Workers are picketing five Marriott hotels in Hawaii: Sheraton Waikiki, Royal Hawaiian, Sheraton Princess Kaiulani, Westin Moana Surfrider and Sheraton Maui. About 95 percent of the 3,500 workers in Local 5 authorized a strike last month. The hotels are working with ‘contingency plans’ but guests at the hotels as well as other visitors in Waikiki are being impacted.
Marriott is the largest and wealthiest hotel company in the world. The company earned $22.9 billion dollars in revenue in 2017 and has a net worth of $46.8 billion dollars, almost twice that of it’s nearest competitor, Hilton. As a giant in the hospitality industry, Marriott has the resources to lead the way in creating good, life-sustaining jobs. Instead, the company has refused to meet the modest demands of its employees, and now these workers are on strike.

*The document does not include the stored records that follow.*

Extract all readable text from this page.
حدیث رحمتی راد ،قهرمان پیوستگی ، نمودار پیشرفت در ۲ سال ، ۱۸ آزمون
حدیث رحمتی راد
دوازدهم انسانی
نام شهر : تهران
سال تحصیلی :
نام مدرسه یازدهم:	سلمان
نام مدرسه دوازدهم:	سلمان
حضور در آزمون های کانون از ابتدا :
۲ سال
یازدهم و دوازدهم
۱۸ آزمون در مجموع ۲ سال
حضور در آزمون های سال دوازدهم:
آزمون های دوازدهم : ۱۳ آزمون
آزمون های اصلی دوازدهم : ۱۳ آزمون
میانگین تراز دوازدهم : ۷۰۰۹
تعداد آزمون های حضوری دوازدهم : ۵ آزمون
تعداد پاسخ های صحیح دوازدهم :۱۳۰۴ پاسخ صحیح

Workers want a say in how new technological changes can improve working conditions rather than lead to the elimination of jobs. In addition, they want better pay and benefits which are more in line with the high cost of living in Hawai’i. While wages might seem high to workers in other states, Hawaii’s wages are roughly 10% lower than the national average across a broad spectrum of careers. In addition, Honolulu is among the top five most expensive cities in America. Median price for a 2-bedroom, stand alone home is roughly $1.2 million dollars with 2 BR condos and townhouses at a median of about $800,000. Rents have soared skyward with the advent of AirBNB, vacation rentals, and foreign investment in ‘affordable houseing’. Hawaii has the lowest rate of home ownership in the USA. Tourism workers in Hawai’i often are hired on a part time basis so that company owners do not have to pay healthcare costs.
The strikers in Hawai’i are not alone. This is a national hotel strike taking place from coast to coast in the USA. The strike is growing and the issues the workers are striking about will not be going away.
Nothing will be won through isolated, individual strikes. Hotel workers are forming independent workplace committees to expand the strikes, linking up the struggles of workers in different cities as part of a broader mobilization of the working class. These committees must formulate demands that meet the real needs of workers for livable wages, full healthcare coverage and job protections.
The workers who clean, cook, and serve in Hawaii’s hotels want to be able to survive and live in a state where costs are rising. They want to see their incomes rise, they want have access to year-round health insurance, and they want to retire with dignity rather than in to poverty.
Housekeepers want Marriott to end or change its greenwashing program called Make a Green Choice. This program gives guests incentives to refuse housekeeping – a cynical move to remove housekeepers from the schedule and keep labor costs down. The program leaves many room attendants waiting by the phone at night to see if they have work in the morning.
Finally, Marriott workers want to have a say in how new technologies will change their jobs. With robotics, algorithms, and digital apps flooding the hospitality industry, Hotel workers want job security protections that allow them to be part of the innovation economy rather than victims of it. They want to be able to have a voice in how and where technology is implemented, be retrained for jobs in the digital age, and have severance protections if jobs are eliminated.
Honolulu workers are striking for all tourism workers who believe that one job should be enough. They are demanding that the largest, wealthiest hotel company in the world take responsibility for creating jobs that allow working people to live and survive in our state. In doing so, they are providing an example of how working people, united and with a clear vision, can solve some of the economic problems of our society.
One thing for sure, the Hawaii Convention and Visitors Bureau is nervous as hell – next week 10,000 dentists will descend on Honolulu for their annual convention – and everyone knows you don’t want to piss of a dentist on holiday. Hell hath no fury like a dentist whose vacation was ruined by striking workers. They’ll make the hurricanes and volcanic eruptions look like nothing in comparison.